##### Scenario
Some cardholders exploit nearby benefits without using the credit card for purchases.
##### Question
What strategies or program changes would you suggest to discourage customers from only using geographic benefits while avoiding regular card spend?
##### Hints
Think incentive alignment, minimum spend thresholds, benefit redesign, or targeted outreach.
Quick Answer: This question evaluates competency in behavioral program design, incentive alignment, payments and rewards strategy, customer experience trade-offs, and data-driven measurement within the Behavioral & Leadership category.
Solution
# A Data-Driven, Customer-Friendly Plan to Reduce Benefit-Only Behavior
## 1) Define and measure the problem first
Before changing benefits, quantify the behavior to size impact and target solutions.
- Definitions:
- Benefit-visit: a redemption or check-in at a geographic perk (e.g., lounge entry, partner access).
- Spend-active month: ≥ N transactions (e.g., 5) or ≥ $X in purchases (e.g., $300) on the card in the last 30 days.
- Benefit-only user: ≥1 benefit-visit in a month with no spend-active behavior that month.
- Metrics:
- Freerider rate = benefit-only users / users with any benefit-visit.
- Cost per user per month (CPUPM) from benefits.
- Incremental spend lift after interventions; margin = interchange rate × incremental spend.
Example: If a lounge visit costs $8 and 10,000 users take 1 visit/month but 40% have $0 spend, monthly cost to non-spenders = 4,000 × $8 = $32,000 with minimal revenue.
## 2) Strategy portfolio (prioritize by ROI and CX)
Combine incentive alignment, benefit redesign, and targeted outreach.

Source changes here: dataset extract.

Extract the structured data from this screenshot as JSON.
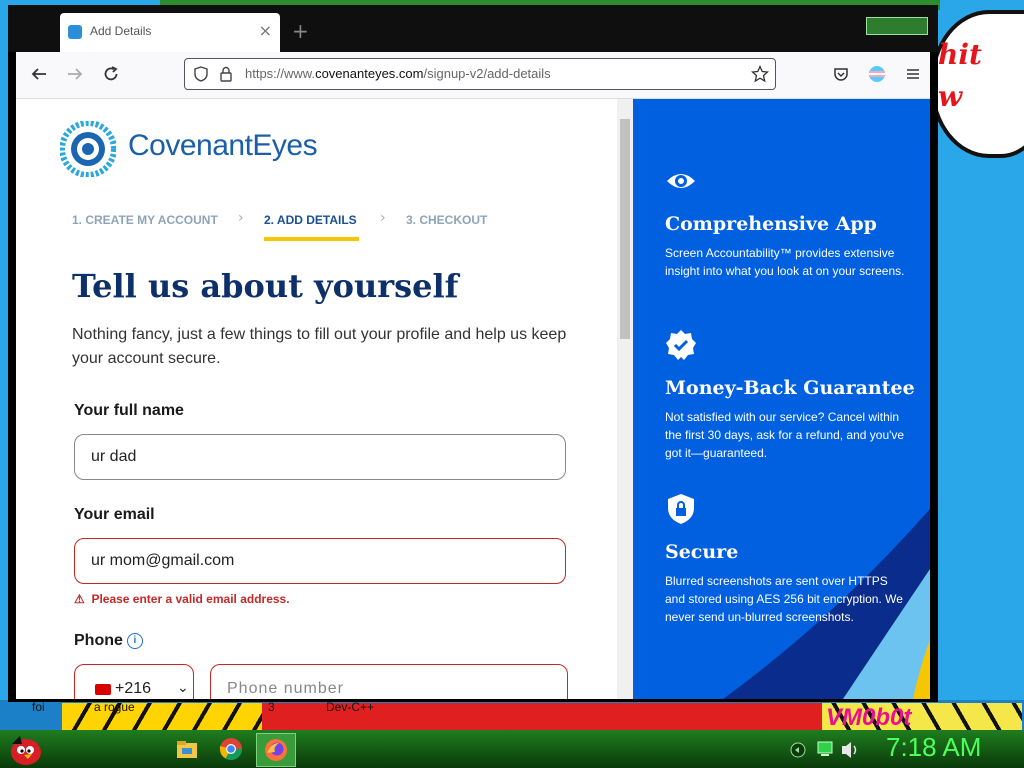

Start with reversible, testable changes.
### A) Qualify-and-maintain thresholds (soft gating)
- Unlock or maintain premium geographic perks by meeting a rolling threshold (e.g., any 5 transactions or $300 spend in the last 30 days).
- Provide a grace period for new accounts (e.g., first 2 months fully open) and a 1-month soft landing if a user falls short.
- Show an in-app progress bar: “2 more transactions to keep free lounge access next month.”
- Tiering: Basic access (e.g., 1 visit/month) for all; enhanced access (e.g., 4 visits) for qualified spenders.
Why it works: Aligns benefits with active usage without fully removing value from light spenders.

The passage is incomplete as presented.